The Global Carbon Budget (GCB) is the annual assessment of anthropogenic carbon dioxide (CO2) emissions and their redistribution among the atmosphere, ocean, and terrestrial biosphere. Accurate assessment of the GCB is important to better understand the global carbon cycle, support the development of climate policies, and project future climate change. This year’s release, published during COP25 in Madrid, has shown that fossil emissions are growing more slowly (+0.6% in 2019) amidst slowly emerging climate policies because of the slower growth of coal. CO2 emissions are 4% higher than in 2015, the year of the Paris Agreement. GCB scientists emphasize that CO2 emissions need to decline rapidly to net-zero around mid-century to pursue the Paris Agreement 1.5°C goal
The Global Carbon Budget quantifies the five major components of the global carbon budget and their uncertainties: CO2 emissions from fossil fuels and from land-use change, the growth rate of the atmospheric CO2 concentration and the ocean and terrestrial CO2 sinks. While most of the media attention is usually on the emissions due to its political dimension, it’s important to keep an eye on the ocean and land sinks and their response to further increasing atmospheric CO2 and climate change. The ocean has absorbed 23% of all CO2 emissions in 2019. If all emissions since 1850 had stayed in the atmosphere, we would today live in a 600 ppm world, rather than the 410 ppm atmospheric CO2 that we actually experience. Land-use change emissions and the land sink roughly balance over the full industrial period, making the ocean the most important carbon sink, providing a huge service to our human society.

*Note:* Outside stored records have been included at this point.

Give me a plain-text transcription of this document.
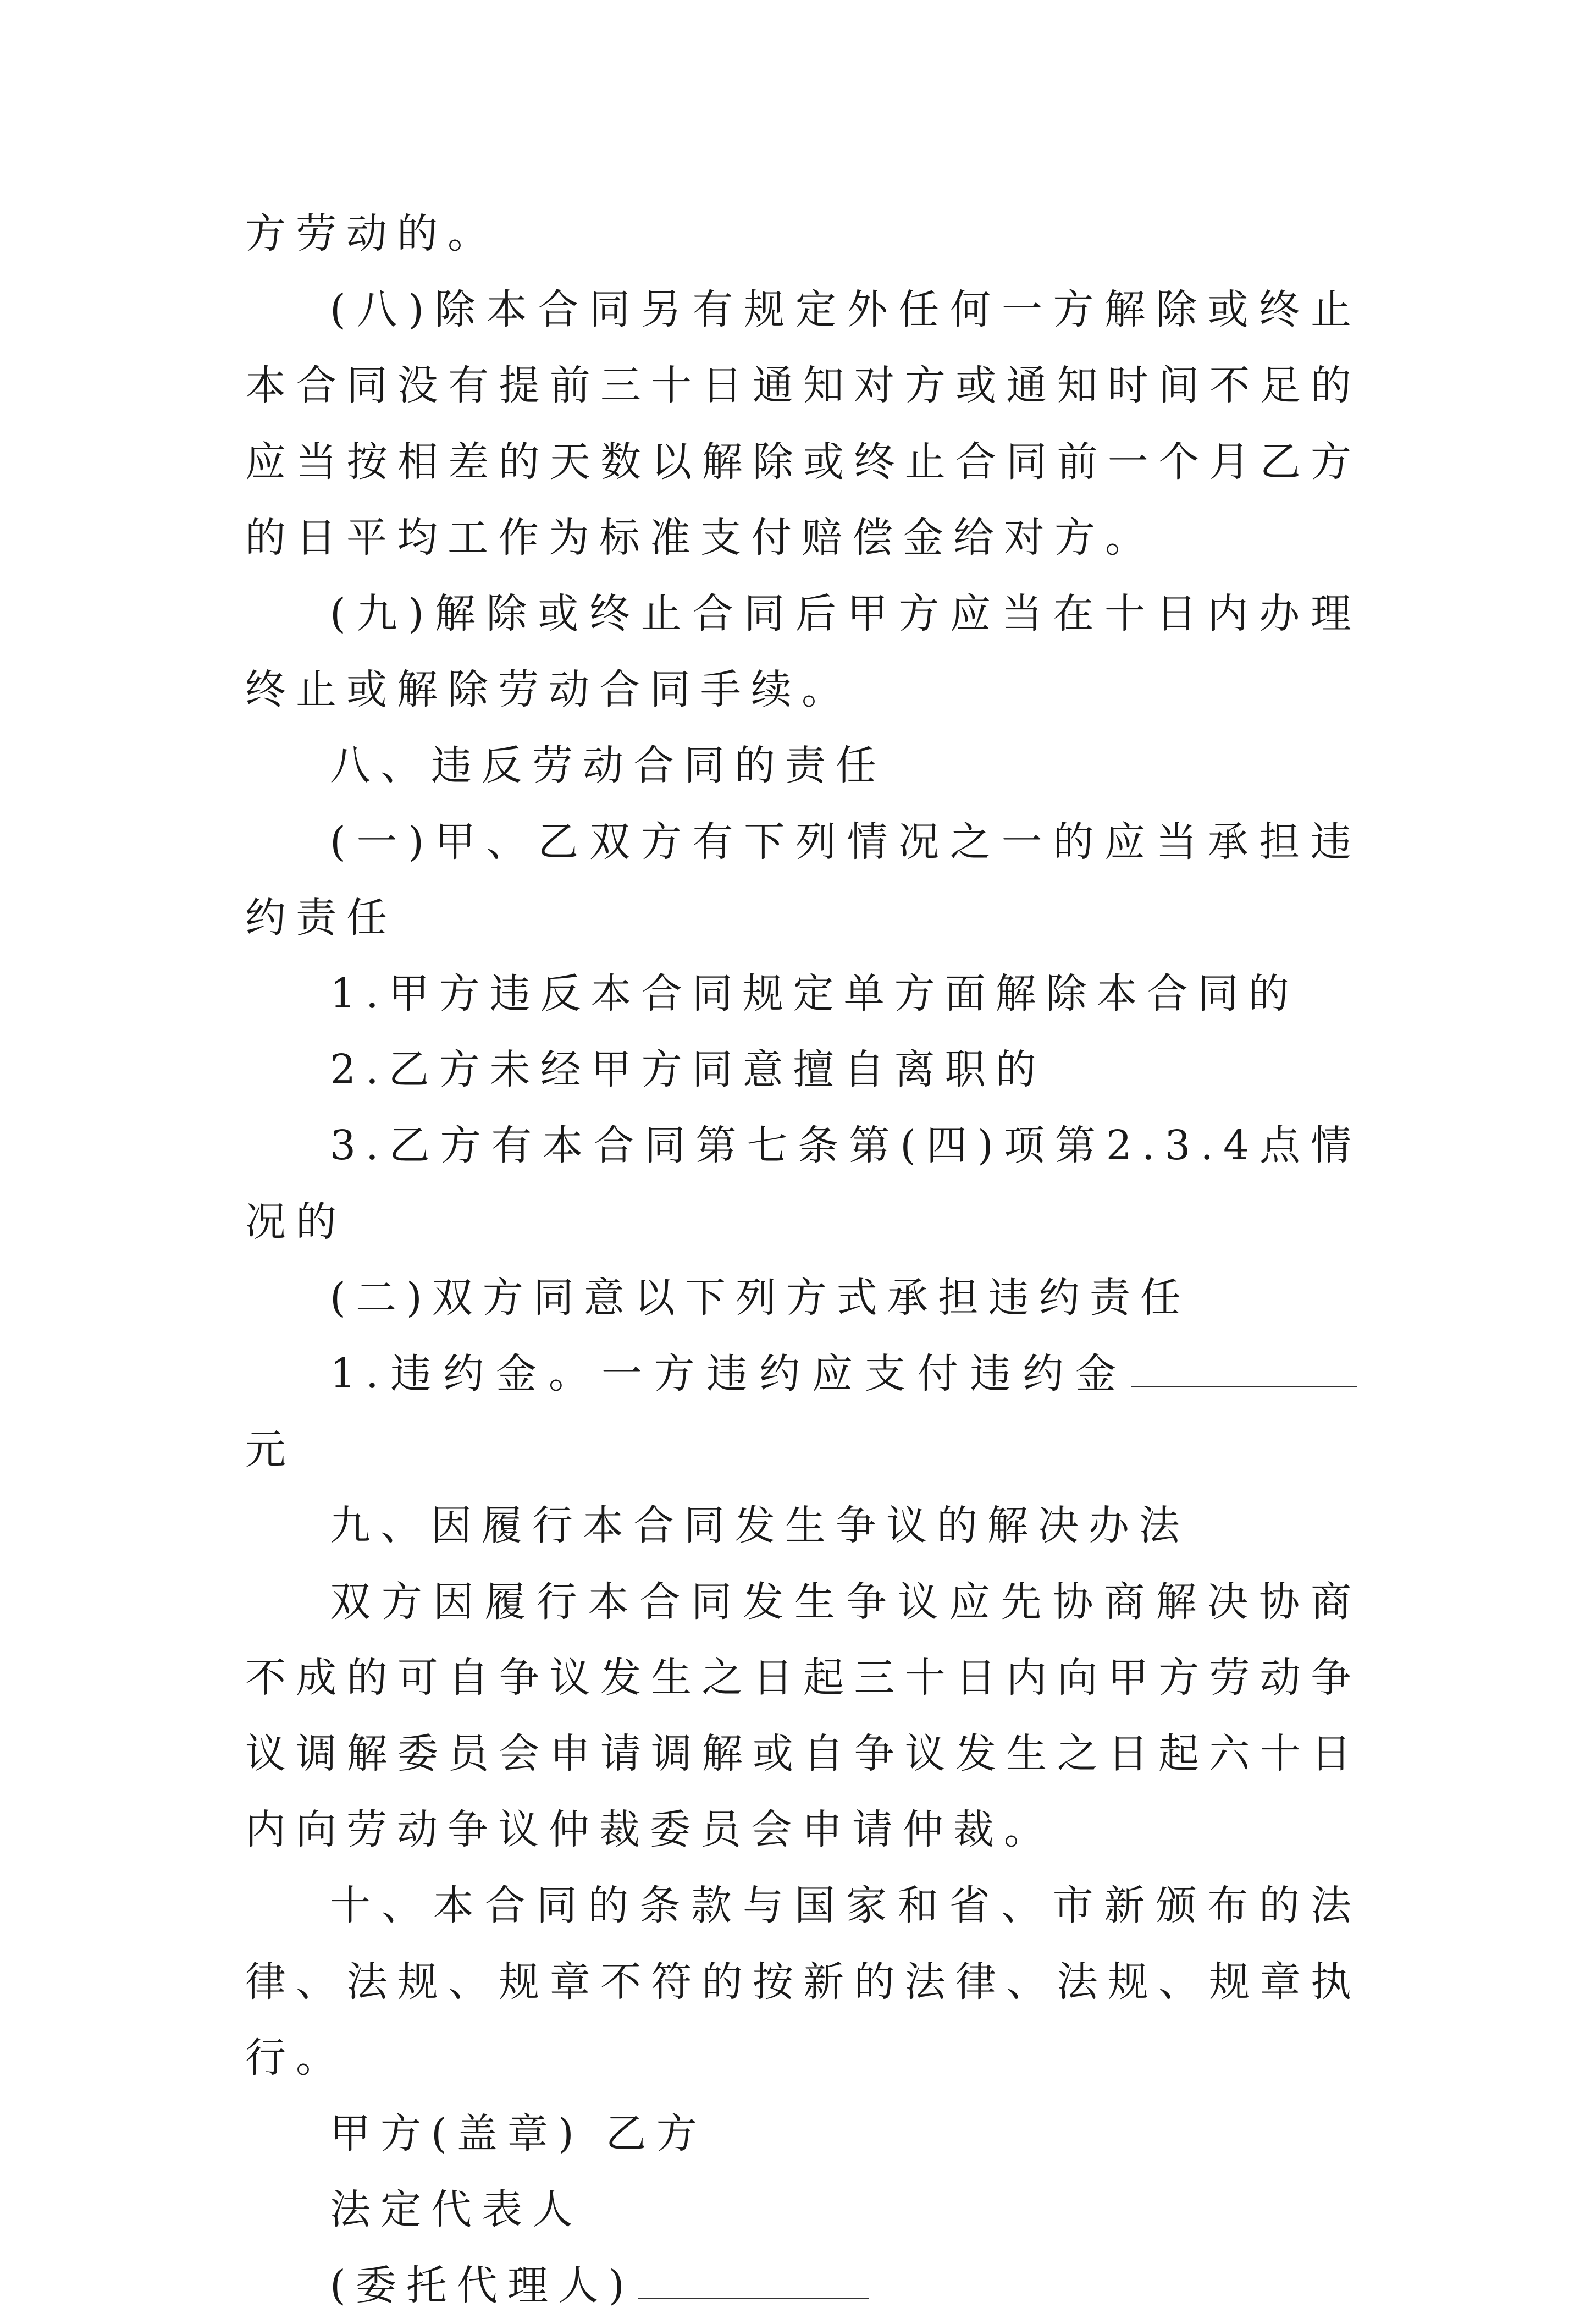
方劳动的。

(八)除本合同另有规定外任何一方解除或终止本合同没有提前三十日通知对方或通知时间不足的应当按相差的天数以解除或终止合同前一个月乙方的日平均工作为标准支付赔偿金给对方。

(九)解除或终止合同后甲方应当在十日内办理终止或解除劳动合同手续。

八、违反劳动合同的责任

(一)甲、乙双方有下列情况之一的应当承担违约责任

1.甲方违反本合同规定单方面解除本合同的

2.乙方未经甲方同意擅自离职的

3.乙方有本合同第七条第(四)项第2.3.4点情况的

(二)双方同意以下列方式承担违约责任

1.违约金。一方违约应支付违约金元

九、因履行本合同发生争议的解决办法

双方因履行本合同发生争议应先协商解决协商不成的可自争议发生之日起三十日内向甲方劳动争议调解委员会申请调解或自争议发生之日起六十日内向劳动争议仲裁委员会申请仲裁。

十、本合同的条款与国家和省、市新颁布的法律、法规、规章不符的按新的法律、法规、规章执行。

甲方(盖章) 乙方

法定代表人

(委托代理人)
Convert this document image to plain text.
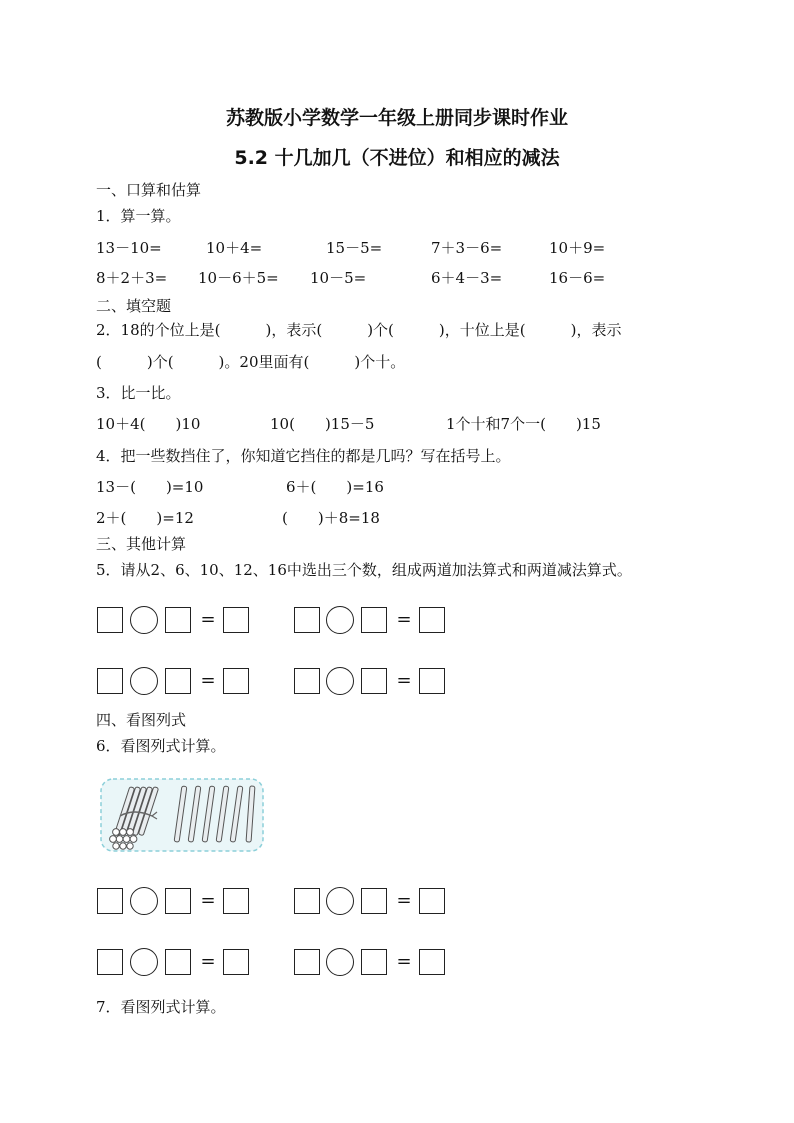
苏教版小学数学一年级上册同步课时作业
5.2 十几加几（不进位）和相应的减法
一、口算和估算
1．算一算。
13－10=	10＋4=	15－5=	7＋3－6=	10＋9=
8＋2＋3= 10－6＋5= 10－5=	6＋4－3=	16－6=
二、填空题
2．18的个位上是(　　　)，表示(　　　)个(　　　)，十位上是(　　　)，表示
(　　　)个(　　　)。20里面有(　　　)个十。
3．比一比。
10＋4(　　)10	10(　　)15－5	1个十和7个一(　　)15
4．把一些数挡住了，你知道它挡住的都是几吗？写在括号上。
13－(　　)=10	6＋(　　)=16
2＋(　　)=12	(　　)＋8=18
三、其他计算
5．请从2、6、10、12、16中选出三个数，组成两道加法算式和两道减法算式。
=	=
=	=
四、看图列式
6．看图列式计算。
=	=
=	=
7．看图列式计算。
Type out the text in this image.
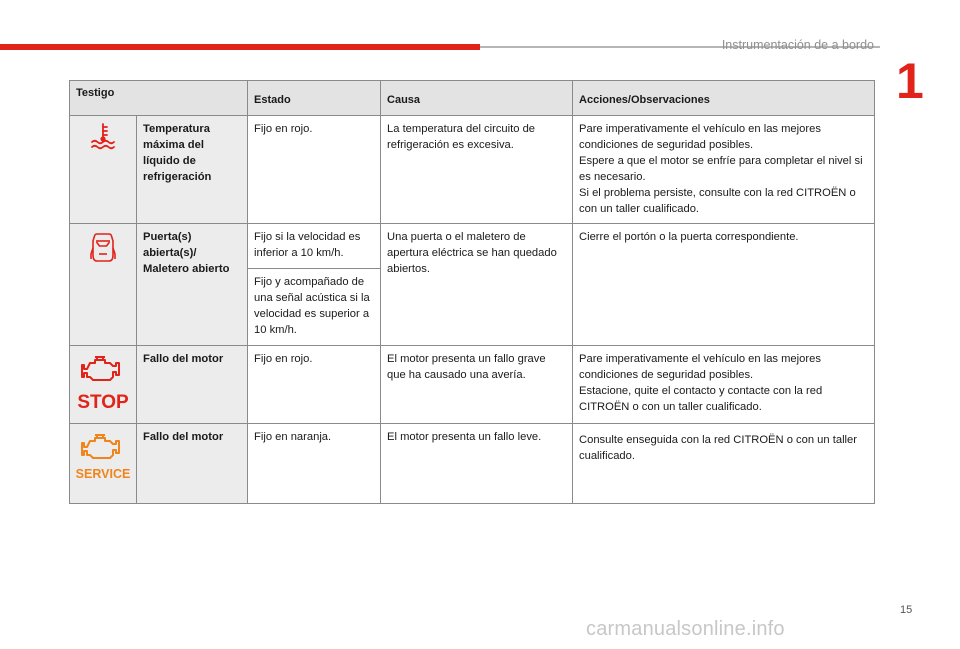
Instrumentación de a bordo
1
Testigo		Estado	Causa	Acciones/Observaciones

	Temperatura máxima del líquido de refrigeración	Fijo en rojo.	La temperatura del circuito de refrigeración es excesiva.	Pare imperativamente el vehículo en las mejores condiciones de seguridad posibles.
Espere a que el motor se enfríe para completar el nivel si es necesario.
Si el problema persiste, consulte con la red CITROËN o con un taller cualificado.

	Puerta(s) abierta(s)/ Maletero abierto	Fijo si la velocidad es inferior a 10 km/h.	Una puerta o el maletero de apertura eléctrica se han quedado abiertos.	Cierre el portón o la puerta correspondiente.

		Fijo y acompañado de una señal acústica si la velocidad es superior a 10 km/h.		

STOP	Fallo del motor	Fijo en rojo.	El motor presenta un fallo grave que ha causado una avería.	Pare imperativamente el vehículo en las mejores condiciones de seguridad posibles.
Estacione, quite el contacto y contacte con la red CITROËN o con un taller cualificado.

SERVICE	Fallo del motor	Fijo en naranja.	El motor presenta un fallo leve.	Consulte enseguida con la red CITROËN o con un taller cualificado.
15
carmanualsonline.info
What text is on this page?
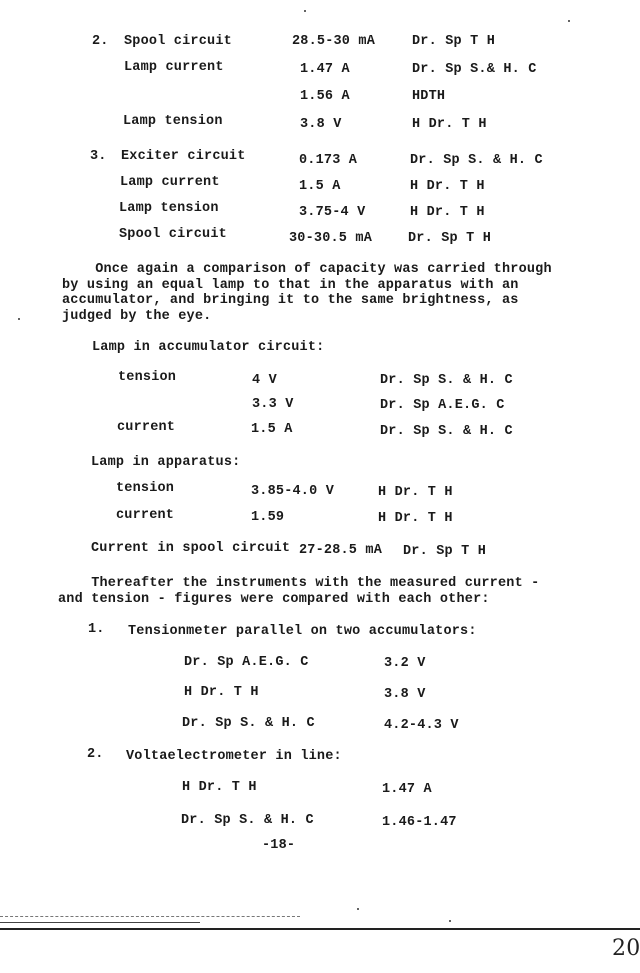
2. Spool circuit	28.5-30 mA	Dr. Sp T H
Lamp current	1.47 A	Dr. Sp S.& H. C
1.56 A	HDTH
Lamp tension	3.8 V	H Dr. T H
3. Exciter circuit	0.173 A	Dr. Sp S. & H. C
Lamp current	1.5 A	H Dr. T H
Lamp tension	3.75-4 V	H Dr. T H
Spool circuit	30-30.5 mA	Dr. Sp T H
Once again a comparison of capacity was carried through
by using an equal lamp to that in the apparatus with an
accumulator, and bringing it to the same brightness, as
judged by the eye.
Lamp in accumulator circuit:
tension	4 V	Dr. Sp S. & H. C
3.3 V	Dr. Sp A.E.G. C
current	1.5 A	Dr. Sp S. & H. C
Lamp in apparatus:
tension	3.85-4.0 V	H Dr. T H
current	1.59	H Dr. T H
Current in spool circuit 27-28.5 mA Dr. Sp T H
Thereafter the instruments with the measured current -
and tension - figures were compared with each other:
1. Tensionmeter parallel on two accumulators:
Dr. Sp A.E.G. C	3.2 V
H Dr. T H	3.8 V
Dr. Sp S. & H. C	4.2-4.3 V
2. Voltaelectrometer in line:
H Dr. T H	1.47 A
Dr. Sp S. & H. C	1.46-1.47
-18-
20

How can the ocean model REcoM help advance our understanding of the Earth system and how changing climate conditions will affect the ocean carbon sink?
The ocean model REcoM in combination with an ocean circulation model such as FESOM can be used to quantify and separate the effects of climate change and of increasing atmospheric CO2 on the ocean carbon sink – which is not feasible from observations as rising CO2 and climate change occur at the same time. It can also be used to explore and quantify the effects of certain processes on the ocean carbon sink by running simulations with new process implementations and comparing them to a control simulation. REcoM simulations coupled to a climate model (AWI-CM) will allow to further quantify feedbacks on the Earth System, i.e. climate-induced changes in CO2 fluxes between ocean and atmosphere will affect the radiation balance and thus -again- the climate.